Das ist nicht nur die Auffassung von SwenT, sondern auch von Dr. Stuttmann. Letzterer hat einen lesenswerten Fachartikel geschrieben. Die Gewerkschaften halten sich bislang merkwürdigerweise komplett zurück und haben den Beschluss und die Sprengkraft noch gar nicht verstanden. Auch das Video von Ex-Verfassungsrichter Di Fabio (DBB.de, Fachtagung) ist zur Sache sehenswert.

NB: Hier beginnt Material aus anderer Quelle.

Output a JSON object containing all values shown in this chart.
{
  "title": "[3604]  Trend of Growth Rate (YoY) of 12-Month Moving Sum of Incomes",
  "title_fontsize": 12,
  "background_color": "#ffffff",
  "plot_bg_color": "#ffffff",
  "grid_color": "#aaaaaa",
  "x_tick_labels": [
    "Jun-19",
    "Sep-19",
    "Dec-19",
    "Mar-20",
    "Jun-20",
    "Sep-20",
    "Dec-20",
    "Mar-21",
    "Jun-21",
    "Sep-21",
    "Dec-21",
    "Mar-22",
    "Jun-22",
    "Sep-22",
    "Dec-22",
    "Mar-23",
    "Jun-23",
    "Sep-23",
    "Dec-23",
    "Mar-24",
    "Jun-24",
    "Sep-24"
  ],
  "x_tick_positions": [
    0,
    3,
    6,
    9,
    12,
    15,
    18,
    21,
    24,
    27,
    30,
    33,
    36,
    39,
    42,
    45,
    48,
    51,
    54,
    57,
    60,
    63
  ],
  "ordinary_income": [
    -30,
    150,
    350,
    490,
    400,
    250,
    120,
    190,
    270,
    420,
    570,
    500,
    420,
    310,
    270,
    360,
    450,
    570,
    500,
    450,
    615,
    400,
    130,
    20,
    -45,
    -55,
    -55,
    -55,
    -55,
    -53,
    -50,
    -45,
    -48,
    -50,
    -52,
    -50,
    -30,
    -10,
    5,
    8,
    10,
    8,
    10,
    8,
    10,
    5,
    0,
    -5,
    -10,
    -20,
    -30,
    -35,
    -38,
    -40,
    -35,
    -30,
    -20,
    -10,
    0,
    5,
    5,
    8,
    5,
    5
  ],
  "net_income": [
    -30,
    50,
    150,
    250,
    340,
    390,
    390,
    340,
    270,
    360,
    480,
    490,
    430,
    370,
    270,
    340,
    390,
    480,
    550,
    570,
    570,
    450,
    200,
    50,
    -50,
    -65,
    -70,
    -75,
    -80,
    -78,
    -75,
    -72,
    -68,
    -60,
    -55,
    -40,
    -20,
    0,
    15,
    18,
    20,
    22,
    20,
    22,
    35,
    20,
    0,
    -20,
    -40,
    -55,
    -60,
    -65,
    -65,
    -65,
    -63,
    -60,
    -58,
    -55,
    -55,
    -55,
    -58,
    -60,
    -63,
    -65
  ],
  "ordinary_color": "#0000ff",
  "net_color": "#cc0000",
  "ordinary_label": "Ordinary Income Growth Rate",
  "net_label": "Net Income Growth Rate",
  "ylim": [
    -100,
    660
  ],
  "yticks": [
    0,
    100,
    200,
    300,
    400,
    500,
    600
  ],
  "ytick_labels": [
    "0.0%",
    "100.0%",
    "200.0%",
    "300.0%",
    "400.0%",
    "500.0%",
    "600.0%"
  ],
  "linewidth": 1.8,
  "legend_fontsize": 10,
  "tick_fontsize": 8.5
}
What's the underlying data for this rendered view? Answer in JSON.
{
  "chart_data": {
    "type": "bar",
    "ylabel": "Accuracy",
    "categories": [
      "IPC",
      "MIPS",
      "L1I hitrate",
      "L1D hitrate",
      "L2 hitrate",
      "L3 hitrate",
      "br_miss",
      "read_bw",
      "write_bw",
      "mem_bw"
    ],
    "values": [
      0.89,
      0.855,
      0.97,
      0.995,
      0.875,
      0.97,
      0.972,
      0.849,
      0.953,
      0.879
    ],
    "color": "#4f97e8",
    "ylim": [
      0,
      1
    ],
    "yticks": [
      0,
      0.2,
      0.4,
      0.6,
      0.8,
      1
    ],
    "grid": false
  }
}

Die Beiträge von“ WasDennNun“ zum Thema sind zwar philosophisch nicht uninteressant, jedoch trägt er mantraartig sachfremde Erwägungen vor, die nicht mit der Rechtsprechung des BVerfG in Einklang zu bringen sind. Mit der Wiederholung wird’s nicht korrekter.
Es betrifft nicht nur kinderreiche Richter-Familien mit Ehering! Auch der Single ist nicht unerheblich unteralimentiert. Durch die Bank weg wird in Deutschland erst ab A10 mittlere Stufe bzw. ab A11 gegenwärtig der Abstand zur Sozialhilfe eingehalten (vgl. Dr. Stuttmann). Es kann nur in der Bezugsgröße Vier-Kopf-Familie gerechnet werden, eine andere ist derzeit nicht zulässig und damit auch nicht für die Vergangenheit. In Zukunft könnten die Dienstherren bzw. Gesetzgeber die Besoldung grundliegend umstrukturieren.
Über die Details der monetären sowie juristischen Behebung des Problems gibt es Streit. Ich weiß noch nicht ganz warum, jedoch behauptet der Richterbund konträr zu Stuttmann und Dr. Schwan, dass die Unteralimentierung aus der untersten Stufe (in Berlin sind’s höchstrichterlich ca. 25% Unteralimentierung bei A4/A5) nicht linear auf das gesamte Besoldungsgefüge durchgereicht werden muss. Erklärung hierzu fehlt. Ich habe auch noch nicht alles verstanden. SwenT. neigt zu komplexen Erläuterungen in bestem Edelfeder-Amtsdeutsch, jedoch ist die Sach- und Rechtslage derartig komplex, dass entsprechend pointierte Vereinfachungen meist falsch sind.
Wir werden alle Abwarten müssen, bis die A-Besoldungsverfahren der jeweiligen Bundesländer vom BVerfG beschieden sind. Bis dahin sollte hier jeder jährlich neu Widerspruch einlegen, egal welche Absichtserklärungen politisch kamen oder was die Bezügestellen geantwortet haben. „Dezemberfieber“.
Meine Prognose ist weiterhin, dass die Dienstherren völlig rechtswidrige Regelungen erlassen werden, um sich insbesondere der ruhend gestellten Ansprüche zu entledigen. Nur ein Bruchteil der Beamten wird klagen. Der Rest wird aufgeben, aufgrund von Risiko und Aufwand - und der Anspruch ist dahin. Es wird ordentliche Anwaltsrechnungen geben. Hohe Streitwerte. Die Gewerkschaften haben Rechtsschutz in der Sache bereits ausgeschlossen.
Lasst euch nicht unterkriegen! Evtl. ordnet das BVerfG im nächsten Beschluss die Vollstreckung an. Dann geht’s doch schnell. Das Feuer brennt noch.